I used to name my training programs according to the season we are in (well, at least the last few). But training is not as predictable as seasons, so I will now on use a numbering convention.
I’m revisiting my program after just a month because I was not able to really kick it off. My left forearm injury was not completely healed and then, Christmas vacations was already there…
With this version, I’m trying yoga… My goal with yoga is mostly stretching. But it may also help develop some small muscles not directly targeted in my training.
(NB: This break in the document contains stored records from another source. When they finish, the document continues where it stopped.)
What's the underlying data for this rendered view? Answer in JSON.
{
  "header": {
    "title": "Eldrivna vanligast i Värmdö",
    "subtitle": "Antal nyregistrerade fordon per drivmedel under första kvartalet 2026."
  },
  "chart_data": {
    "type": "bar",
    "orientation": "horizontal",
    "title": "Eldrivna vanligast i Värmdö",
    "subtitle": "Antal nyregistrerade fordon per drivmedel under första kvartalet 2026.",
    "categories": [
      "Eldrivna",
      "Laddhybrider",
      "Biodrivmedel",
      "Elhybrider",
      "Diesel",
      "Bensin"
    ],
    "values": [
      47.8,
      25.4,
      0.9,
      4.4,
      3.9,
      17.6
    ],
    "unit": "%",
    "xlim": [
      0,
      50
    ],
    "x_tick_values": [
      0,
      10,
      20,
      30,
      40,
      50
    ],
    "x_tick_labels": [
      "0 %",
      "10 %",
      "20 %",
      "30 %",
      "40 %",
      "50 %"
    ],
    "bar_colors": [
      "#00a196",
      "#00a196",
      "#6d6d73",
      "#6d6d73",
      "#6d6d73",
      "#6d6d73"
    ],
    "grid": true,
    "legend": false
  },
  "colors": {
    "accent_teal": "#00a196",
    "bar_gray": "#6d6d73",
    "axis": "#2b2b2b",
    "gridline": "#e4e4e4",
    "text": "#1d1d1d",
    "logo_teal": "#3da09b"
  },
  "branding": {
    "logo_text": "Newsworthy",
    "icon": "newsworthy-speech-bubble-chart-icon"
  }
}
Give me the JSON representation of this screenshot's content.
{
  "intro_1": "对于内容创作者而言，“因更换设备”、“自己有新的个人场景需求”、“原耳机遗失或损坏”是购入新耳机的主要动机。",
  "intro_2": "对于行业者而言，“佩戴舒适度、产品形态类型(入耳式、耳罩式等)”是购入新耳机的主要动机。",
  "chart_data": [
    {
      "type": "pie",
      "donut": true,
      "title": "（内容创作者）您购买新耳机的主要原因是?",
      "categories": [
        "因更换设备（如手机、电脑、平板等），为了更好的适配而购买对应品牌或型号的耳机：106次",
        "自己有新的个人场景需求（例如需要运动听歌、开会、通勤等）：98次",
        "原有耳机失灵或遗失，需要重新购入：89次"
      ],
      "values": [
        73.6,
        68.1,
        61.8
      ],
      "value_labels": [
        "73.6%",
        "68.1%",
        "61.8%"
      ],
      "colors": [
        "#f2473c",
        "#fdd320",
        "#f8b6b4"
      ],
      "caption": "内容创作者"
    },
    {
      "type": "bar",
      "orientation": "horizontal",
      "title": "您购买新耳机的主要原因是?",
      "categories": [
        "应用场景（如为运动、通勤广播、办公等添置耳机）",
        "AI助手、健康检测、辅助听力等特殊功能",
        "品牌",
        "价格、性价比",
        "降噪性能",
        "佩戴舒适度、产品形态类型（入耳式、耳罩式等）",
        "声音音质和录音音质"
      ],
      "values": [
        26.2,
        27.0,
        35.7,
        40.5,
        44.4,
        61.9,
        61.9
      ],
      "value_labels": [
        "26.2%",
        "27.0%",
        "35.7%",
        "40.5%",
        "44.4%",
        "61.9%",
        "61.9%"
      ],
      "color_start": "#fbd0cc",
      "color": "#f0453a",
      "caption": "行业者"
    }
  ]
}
Without any further introduction, here my latest revision.
Workouts
Day 1
- Trapbar Deadlift (TBDL), 15 reps
- Dip, 10 reps/to failure
- Interval Aerobic
- Yoga
Day 2
- Yoga
Day 3
- Fasting Cardio
- Dip, 10 reps/to failure
- Dumbbell (DB) Fly, 10 reps
- L-Fly, 10 reps
Day 4
- Fasting cardio
- Chin (aka pull-up), 8 reps/to failure
- Abs work
Schedule
My preferred workout days were week days. But it’s sometimes difficult to fit my training in my work schedule. My weekends, at least mornings, are more predictable. So I decided to train on the weekend also.
Cycling
I cycle training so that the level of intensity slowly goes up. I will post revision each time I change intensity.